Air Force Loosens Up on Showing Transgender Troops the Door

Officers add another layer of evaluation before ejection.


Gender dysphoria probably not a major influence on whether you can do this.
| U.S. Air Force

It must say something about how the government—or at least the military—works that adding another layer of bureaucracy is considered "easing" a policy.

Nevertheless, that's how the Air Force's new behavior toward airmen and women who are transgender is being described. Currently the military does not accommodate transgender troops—they are ejected. But the military is also now reconsidering this policy and the assumption that a transgender person is inherently incompatible with military service. The Air Force is now following the lead of the Army and has added a new step to the process of ejecting a transgender member. Now the authorization to boot the airman or woman is being bumped up the ladder for further review. From the Huffington Post:

Until now, the decision to discharge has rested with a unit commander and a doctor who diagnoses that officer with a medical condition, gender dysphoria. Now, high-level officials at Air Force headquarters will be required to review the decisions made by those lower-level leaders and determine whether an officer's gender dysphoria interferes with duty requirements.

"Though the Air Force policy regarding involuntary separation of gender dysphoric Airmen has not changed, the elevation of decision authority to the director, Air Force Review Boards Agency, ensures the ability to consistently apply the existing policy," Daniel Sitterly, a spokesman for the Air Force's Manpower and Reserve Affairs, said in a statement.

This is not dissimilar to what the military implemented as a sort of transitional policy as politicians and generals were hammering out the end of "Don't Ask, Don't Tell." Even before the regulations that booted men and women from the military for coming out of the closet or living openly gay died, the military added a similar layer of bureaucracy to allow higher-level officials to pause the process and keep gay troops serving.

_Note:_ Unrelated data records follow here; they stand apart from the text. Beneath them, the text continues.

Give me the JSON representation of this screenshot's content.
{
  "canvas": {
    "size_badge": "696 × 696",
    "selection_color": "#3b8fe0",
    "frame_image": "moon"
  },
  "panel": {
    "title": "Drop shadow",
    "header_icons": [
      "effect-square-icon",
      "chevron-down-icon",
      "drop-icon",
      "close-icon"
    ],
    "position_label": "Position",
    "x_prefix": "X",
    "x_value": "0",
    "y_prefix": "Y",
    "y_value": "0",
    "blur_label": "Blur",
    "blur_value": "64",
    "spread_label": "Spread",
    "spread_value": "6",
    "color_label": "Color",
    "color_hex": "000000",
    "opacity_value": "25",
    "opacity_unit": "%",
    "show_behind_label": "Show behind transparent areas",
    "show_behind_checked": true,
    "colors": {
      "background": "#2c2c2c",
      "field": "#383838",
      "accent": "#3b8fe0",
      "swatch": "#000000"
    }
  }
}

Setting up a guideline to evaluate whether a person's gender dysphoria must interfere with his or her ability to do her job in the military seems like a smart idea, though there is bound to be some inevitable complications of subjectivity. A transgender person's transition process is unique to him or her, and some handle it better than others. I've known a few transgender people pass through the process in my time. Some would be absolutely fine with the obligations and stresses military work holds. Others I wouldn't trust with a houseplant. It's possible, though, these distinctions would remain the same even if they weren't transgender. It's possible to support Chelsea Manning's transition, and even support her decision to leak classified military information, but still think maybe military service wasn't the best place for her as she struggled with her identity.